Understanding which type of bladder weakness or incontinence you suffer from, or which mixture is the first step in tackling the problem. Going on to understanding the potential causes or contributing factors may also help you to improve your situation.
If you are concerned about the weakness of your pelvic floor muscles you can work on strengthening them by performing regular pelvic floor exercises. To identify the muscle, try to stopping the flow of urine while urinating, you will feel a muscle contract. This muscle is your pelvic floor. To exercise and strengthen this muscle, try contracting it as hard as you can for 3-4 seconds at a time multiple times a day – not while urinating though.

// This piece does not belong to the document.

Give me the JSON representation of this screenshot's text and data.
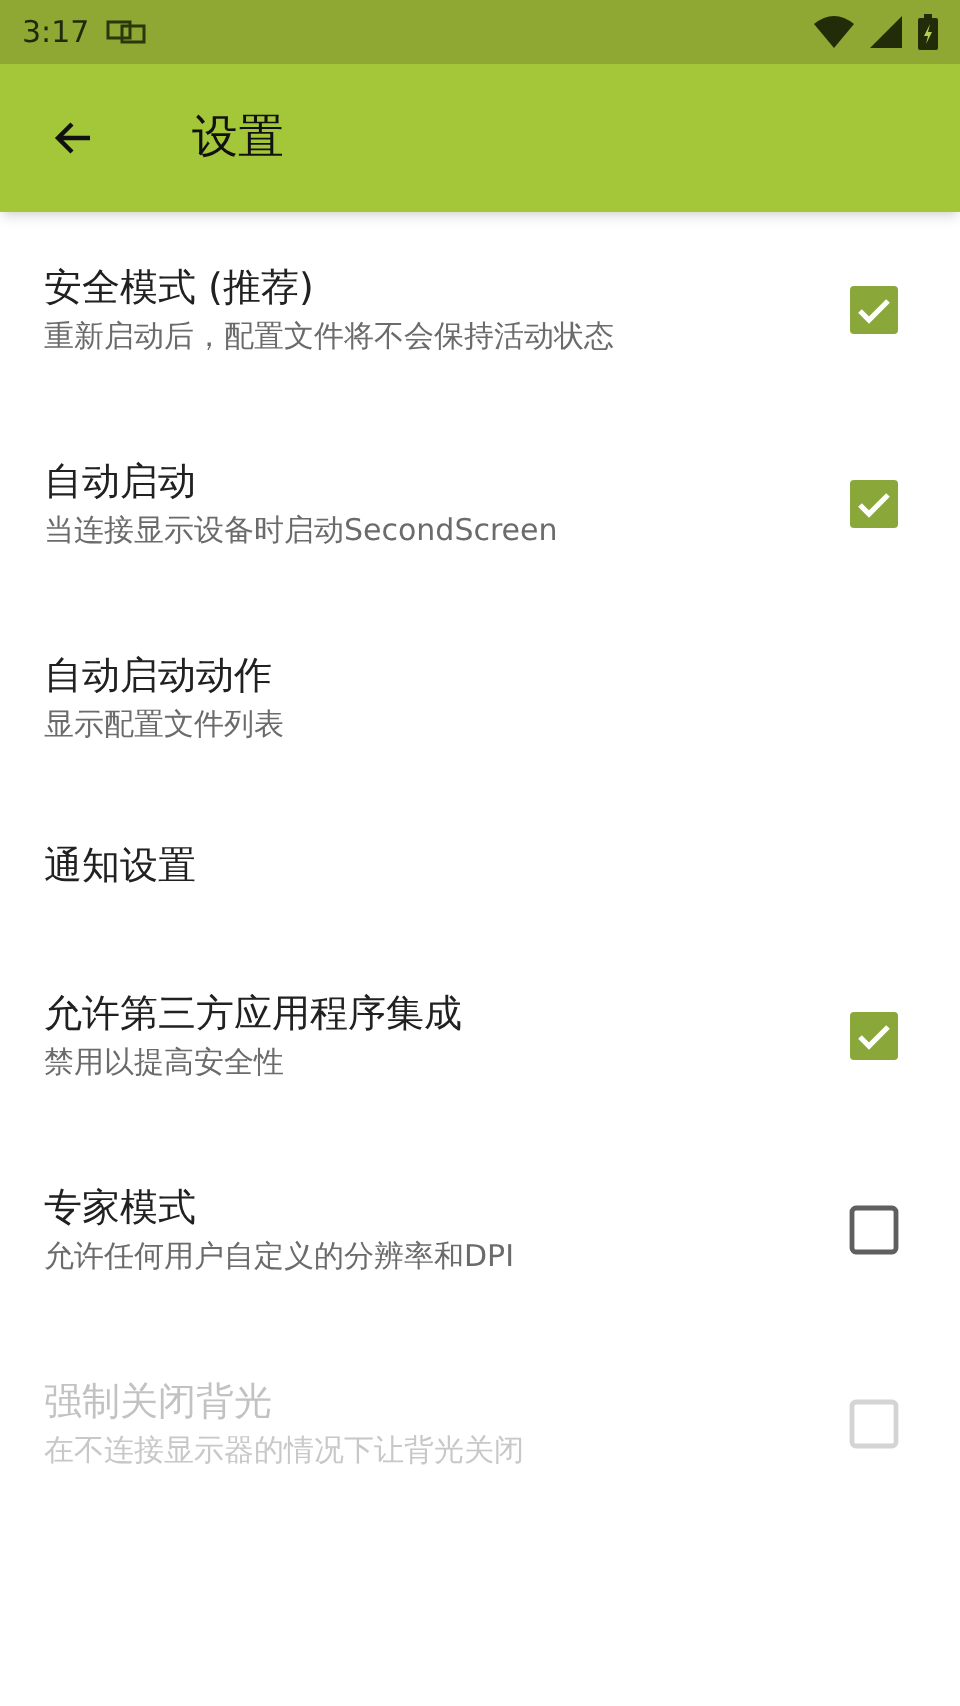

If you believe your bladder weakness cause to be out of your control, maybe a health condition you can work on managing your condition and easing anything that may be an aggressor. For example, finding a product that you are confident in and comfortable wearing can be a very important stage in coming to terms and managing bladder weakness. You can also work on removing irritants or other factors that may be making it worse. If you are overweight for example, losing the excess pounds that may be putting extra strain on your bladder could help improve your symptoms. Also try cutting down on bladder irritating food and drink and treating any treatable conditions such as constipation or a urinary tract infection.
If you are worried about your symptoms or experience bladder weakness, visit your GP. Their advice and medical opinion can help you to identify possible aggressors that could help to minimise the impact bladder weakness has on your every day life.